Things haven't been going too well in my life recently, a lot of **** went down this weekend. To say I am a tad bit unhappy would be a gross understatement. And to top it all off I have been feeling really bad lately, especially in the late afternoon/evening. Oh so utterly completely exhausted I've been. A short trip out for about 40 minutes to Wal-Mart and Lowes left me feeling totally drained. I ended up going to bed at 9pm on New Years Eve. No counting down the new year with the ball in Time Square.
Sometimes I swear this baby will be the death of me but I still feel totally blessed. I wouldn't wish this away no matter how much it feels like it is "killing me" because I know it will be so worth it when I finally meet my baby face to face.
I found out if I take a nap for about an hour and 1/2 in the afternoon I feel like I can make it till bed time (which is always early at 9pm). So hopefully that will help me cope better with being tired until everything levels out around the beginning of my second trimester (knock on wood).
Long time no see but the only thing I really do online anymore is obsessively look at pregnancy websites and livejournal communities.
So last week or so someone fraudulently used my debit card number online to purchase a 1,500 Dell computer thus putting my husband and I in the negative 600's with our bank around. Then overdraft fees kicked in putting us 1,000 in the negatives.
I seriously advise potential Dell customers to stay away from them! I have worked for them before and I knew how evil they were but I didn't know the extent until this fiasco. They didn't care about helping us fix the problem, they had the gaul to hang up on the lady at our bank who called to try to get somewhere with them. Things were quickly resolved though no thanks to Dell's part!
Two weeks ago I went to my second doctor's visit. They made me drink this lovely sweeter than sweet fruit punch flavored glucose drink to test me for gestational diabetes (a type of diabetes you can get during pregnancy). It went down okay. I chugged it down in a matter of seconds because there was a time limit to drinking it.

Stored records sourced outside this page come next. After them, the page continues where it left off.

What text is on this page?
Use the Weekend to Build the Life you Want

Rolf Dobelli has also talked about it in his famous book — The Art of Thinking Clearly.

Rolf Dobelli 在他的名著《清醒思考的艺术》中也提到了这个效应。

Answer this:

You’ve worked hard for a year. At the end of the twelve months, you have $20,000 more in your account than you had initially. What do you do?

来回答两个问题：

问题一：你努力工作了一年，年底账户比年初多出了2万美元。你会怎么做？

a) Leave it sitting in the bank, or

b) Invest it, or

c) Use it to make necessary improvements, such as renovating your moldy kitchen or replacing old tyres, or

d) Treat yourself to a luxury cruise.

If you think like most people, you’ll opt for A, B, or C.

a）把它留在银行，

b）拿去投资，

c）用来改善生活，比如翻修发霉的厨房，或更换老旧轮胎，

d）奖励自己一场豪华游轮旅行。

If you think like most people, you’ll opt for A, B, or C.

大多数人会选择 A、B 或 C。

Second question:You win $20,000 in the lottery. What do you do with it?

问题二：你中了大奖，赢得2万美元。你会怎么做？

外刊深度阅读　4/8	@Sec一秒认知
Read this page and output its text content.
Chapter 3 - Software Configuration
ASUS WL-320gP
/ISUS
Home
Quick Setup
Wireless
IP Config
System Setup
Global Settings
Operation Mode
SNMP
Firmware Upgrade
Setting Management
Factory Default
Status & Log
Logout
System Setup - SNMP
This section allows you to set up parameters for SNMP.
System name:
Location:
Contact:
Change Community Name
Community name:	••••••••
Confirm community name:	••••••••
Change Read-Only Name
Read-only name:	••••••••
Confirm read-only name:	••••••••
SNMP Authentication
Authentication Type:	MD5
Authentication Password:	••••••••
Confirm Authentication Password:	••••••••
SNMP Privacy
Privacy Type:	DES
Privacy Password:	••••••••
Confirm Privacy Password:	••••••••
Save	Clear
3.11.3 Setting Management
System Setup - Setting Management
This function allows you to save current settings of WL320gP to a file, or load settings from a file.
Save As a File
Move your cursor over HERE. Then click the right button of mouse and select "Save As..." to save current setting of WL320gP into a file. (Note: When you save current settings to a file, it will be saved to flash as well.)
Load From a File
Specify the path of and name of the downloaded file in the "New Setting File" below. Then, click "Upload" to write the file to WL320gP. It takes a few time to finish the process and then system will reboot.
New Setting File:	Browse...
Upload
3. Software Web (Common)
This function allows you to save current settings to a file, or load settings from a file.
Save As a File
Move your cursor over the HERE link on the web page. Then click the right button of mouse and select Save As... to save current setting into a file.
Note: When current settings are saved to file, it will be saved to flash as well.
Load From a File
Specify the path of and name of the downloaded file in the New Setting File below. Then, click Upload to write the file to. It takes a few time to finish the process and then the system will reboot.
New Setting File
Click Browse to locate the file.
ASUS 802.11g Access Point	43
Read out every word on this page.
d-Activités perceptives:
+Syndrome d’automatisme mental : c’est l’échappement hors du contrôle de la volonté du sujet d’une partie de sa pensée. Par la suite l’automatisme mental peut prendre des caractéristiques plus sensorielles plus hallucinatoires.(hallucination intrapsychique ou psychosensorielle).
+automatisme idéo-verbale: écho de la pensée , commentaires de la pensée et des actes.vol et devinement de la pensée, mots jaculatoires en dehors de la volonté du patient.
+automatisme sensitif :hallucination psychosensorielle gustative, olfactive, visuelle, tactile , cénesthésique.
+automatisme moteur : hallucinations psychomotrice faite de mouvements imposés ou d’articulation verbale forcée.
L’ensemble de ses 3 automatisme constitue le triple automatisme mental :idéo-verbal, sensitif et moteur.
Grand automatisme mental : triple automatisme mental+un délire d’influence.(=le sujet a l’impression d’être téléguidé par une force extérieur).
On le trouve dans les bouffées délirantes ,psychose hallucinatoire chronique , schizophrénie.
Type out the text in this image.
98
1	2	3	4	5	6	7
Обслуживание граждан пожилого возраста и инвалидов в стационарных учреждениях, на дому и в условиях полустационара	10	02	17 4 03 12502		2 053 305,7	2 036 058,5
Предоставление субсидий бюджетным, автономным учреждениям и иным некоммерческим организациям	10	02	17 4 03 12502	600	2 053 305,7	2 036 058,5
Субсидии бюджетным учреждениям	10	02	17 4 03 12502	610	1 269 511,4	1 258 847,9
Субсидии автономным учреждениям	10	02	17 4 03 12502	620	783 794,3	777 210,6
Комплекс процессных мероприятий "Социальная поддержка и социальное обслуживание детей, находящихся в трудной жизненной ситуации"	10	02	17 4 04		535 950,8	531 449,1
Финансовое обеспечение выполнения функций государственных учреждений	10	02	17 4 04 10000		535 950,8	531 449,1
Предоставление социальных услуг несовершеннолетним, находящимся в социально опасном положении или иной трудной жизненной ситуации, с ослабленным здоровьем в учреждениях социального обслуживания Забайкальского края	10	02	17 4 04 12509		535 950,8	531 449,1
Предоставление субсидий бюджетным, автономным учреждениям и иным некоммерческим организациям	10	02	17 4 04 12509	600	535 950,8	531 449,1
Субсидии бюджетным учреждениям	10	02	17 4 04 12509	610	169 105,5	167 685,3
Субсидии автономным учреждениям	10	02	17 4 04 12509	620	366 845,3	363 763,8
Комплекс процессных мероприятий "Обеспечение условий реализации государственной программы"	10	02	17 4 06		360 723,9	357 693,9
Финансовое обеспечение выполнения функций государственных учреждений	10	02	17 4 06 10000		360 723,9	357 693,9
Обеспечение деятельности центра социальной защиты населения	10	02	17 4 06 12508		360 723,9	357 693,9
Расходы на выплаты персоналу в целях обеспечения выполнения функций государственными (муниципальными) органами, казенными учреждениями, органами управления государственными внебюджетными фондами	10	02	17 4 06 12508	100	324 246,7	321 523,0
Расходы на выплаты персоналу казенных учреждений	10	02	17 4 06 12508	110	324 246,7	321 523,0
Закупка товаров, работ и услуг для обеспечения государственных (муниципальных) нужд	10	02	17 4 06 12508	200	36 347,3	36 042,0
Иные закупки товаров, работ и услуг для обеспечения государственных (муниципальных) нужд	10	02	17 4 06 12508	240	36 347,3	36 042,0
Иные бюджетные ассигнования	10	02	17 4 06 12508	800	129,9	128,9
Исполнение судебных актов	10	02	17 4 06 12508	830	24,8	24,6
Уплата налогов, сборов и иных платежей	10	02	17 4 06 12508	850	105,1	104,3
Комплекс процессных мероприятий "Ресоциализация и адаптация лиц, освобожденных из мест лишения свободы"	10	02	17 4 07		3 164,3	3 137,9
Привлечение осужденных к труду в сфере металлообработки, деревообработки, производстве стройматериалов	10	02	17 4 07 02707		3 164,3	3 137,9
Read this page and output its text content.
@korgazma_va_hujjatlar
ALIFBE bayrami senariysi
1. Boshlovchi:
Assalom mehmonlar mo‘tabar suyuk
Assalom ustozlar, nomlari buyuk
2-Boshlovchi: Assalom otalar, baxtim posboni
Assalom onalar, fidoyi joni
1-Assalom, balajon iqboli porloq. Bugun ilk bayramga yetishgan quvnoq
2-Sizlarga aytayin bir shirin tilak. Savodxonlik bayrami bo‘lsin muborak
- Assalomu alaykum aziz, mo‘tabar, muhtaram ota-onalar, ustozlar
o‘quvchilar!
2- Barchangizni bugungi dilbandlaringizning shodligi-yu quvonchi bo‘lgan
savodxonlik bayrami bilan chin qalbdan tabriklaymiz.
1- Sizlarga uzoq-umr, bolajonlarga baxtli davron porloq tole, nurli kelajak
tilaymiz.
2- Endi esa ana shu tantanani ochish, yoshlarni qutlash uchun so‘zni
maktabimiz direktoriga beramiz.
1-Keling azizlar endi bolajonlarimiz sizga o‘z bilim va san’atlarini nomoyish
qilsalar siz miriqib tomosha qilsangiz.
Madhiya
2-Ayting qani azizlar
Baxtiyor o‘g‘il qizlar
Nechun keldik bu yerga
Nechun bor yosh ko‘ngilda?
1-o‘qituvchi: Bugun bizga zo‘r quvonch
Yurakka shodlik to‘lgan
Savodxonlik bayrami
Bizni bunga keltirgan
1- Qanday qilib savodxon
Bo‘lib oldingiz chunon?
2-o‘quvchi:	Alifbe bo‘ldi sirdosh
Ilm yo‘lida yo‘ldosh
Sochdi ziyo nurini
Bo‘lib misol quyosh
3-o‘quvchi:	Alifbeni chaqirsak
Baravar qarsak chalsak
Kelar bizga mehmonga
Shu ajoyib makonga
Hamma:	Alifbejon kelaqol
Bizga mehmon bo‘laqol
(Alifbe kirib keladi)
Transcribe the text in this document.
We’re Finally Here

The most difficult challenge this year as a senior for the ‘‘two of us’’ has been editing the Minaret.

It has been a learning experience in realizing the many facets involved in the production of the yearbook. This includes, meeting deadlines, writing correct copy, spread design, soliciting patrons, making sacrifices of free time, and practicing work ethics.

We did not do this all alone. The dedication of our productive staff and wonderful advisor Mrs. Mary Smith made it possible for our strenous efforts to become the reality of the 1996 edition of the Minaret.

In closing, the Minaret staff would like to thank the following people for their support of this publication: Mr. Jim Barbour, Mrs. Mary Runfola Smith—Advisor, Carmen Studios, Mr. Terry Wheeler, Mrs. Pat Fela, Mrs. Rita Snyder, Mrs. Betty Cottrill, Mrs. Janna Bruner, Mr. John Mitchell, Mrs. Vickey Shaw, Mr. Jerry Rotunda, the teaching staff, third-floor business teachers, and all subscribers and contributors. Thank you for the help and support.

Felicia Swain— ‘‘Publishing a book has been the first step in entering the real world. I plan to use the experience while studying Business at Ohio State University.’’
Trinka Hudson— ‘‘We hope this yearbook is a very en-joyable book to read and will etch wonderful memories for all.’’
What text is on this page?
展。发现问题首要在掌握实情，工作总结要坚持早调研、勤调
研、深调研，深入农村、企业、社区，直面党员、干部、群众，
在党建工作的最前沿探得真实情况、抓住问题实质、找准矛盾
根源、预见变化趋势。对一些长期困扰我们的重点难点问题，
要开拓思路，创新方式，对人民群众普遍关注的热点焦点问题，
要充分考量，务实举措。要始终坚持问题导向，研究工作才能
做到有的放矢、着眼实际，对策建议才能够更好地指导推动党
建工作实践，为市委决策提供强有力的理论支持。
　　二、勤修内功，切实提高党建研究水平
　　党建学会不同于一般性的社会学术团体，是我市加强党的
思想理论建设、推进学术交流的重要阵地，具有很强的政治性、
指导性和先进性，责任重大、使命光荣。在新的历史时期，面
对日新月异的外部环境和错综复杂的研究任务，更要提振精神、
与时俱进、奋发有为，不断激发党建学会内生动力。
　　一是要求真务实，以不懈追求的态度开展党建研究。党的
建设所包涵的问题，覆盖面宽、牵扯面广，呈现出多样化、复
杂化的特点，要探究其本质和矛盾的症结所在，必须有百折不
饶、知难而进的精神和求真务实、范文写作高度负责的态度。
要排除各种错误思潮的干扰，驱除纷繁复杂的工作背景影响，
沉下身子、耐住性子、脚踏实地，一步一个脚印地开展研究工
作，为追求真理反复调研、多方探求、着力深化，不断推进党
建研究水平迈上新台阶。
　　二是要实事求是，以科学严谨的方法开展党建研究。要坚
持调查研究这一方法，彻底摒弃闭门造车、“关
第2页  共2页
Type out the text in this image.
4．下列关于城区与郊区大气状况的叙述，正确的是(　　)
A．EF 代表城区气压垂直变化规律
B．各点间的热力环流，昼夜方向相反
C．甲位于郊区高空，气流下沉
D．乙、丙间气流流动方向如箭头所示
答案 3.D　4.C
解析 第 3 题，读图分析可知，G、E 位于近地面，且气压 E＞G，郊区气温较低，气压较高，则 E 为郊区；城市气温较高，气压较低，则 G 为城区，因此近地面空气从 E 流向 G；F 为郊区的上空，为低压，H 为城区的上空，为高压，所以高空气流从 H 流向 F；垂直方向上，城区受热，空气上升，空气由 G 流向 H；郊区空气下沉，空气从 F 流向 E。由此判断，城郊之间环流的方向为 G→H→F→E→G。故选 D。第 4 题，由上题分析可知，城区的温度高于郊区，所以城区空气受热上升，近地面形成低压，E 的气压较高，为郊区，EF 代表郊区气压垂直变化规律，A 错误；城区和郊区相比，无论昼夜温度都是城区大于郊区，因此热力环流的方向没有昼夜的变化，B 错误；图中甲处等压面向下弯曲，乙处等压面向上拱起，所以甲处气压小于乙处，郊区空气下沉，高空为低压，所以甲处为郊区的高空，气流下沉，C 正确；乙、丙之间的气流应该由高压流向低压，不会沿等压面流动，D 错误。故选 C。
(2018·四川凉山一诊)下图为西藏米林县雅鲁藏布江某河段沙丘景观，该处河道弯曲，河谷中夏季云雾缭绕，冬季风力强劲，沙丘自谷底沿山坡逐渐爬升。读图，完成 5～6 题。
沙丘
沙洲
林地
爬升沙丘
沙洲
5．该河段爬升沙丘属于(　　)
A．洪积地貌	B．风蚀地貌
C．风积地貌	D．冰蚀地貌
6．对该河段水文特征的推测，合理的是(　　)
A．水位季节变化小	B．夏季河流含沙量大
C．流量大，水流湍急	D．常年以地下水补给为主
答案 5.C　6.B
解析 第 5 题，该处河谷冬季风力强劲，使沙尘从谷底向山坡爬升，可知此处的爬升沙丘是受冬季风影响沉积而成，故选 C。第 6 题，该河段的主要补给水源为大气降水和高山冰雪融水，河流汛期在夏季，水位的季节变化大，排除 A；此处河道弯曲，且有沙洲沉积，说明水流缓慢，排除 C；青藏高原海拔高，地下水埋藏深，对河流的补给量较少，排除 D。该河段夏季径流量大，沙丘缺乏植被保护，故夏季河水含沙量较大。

Later on I wanted to throw it up and I had this major sugar rush as the sugar hit my blood steam. An hour later I took a blood test to see how well my body broke down the sugar. A week later I found that the results came back negative so one less thing to worry about in my pregnancy!
While waiting to get my blood taken the nurse went to find our babies heartbeat with the doppler. She found it quickly and it was at a strong and steady159bpm! It was the first time my husband had heard the heartbeat and he was quite thrilled (and so was I even though it was my second time)!
So things are going well with my pregnancy. I've gained some weight but not enough to show the world that I am pregnancy. And my energy is finally coming back!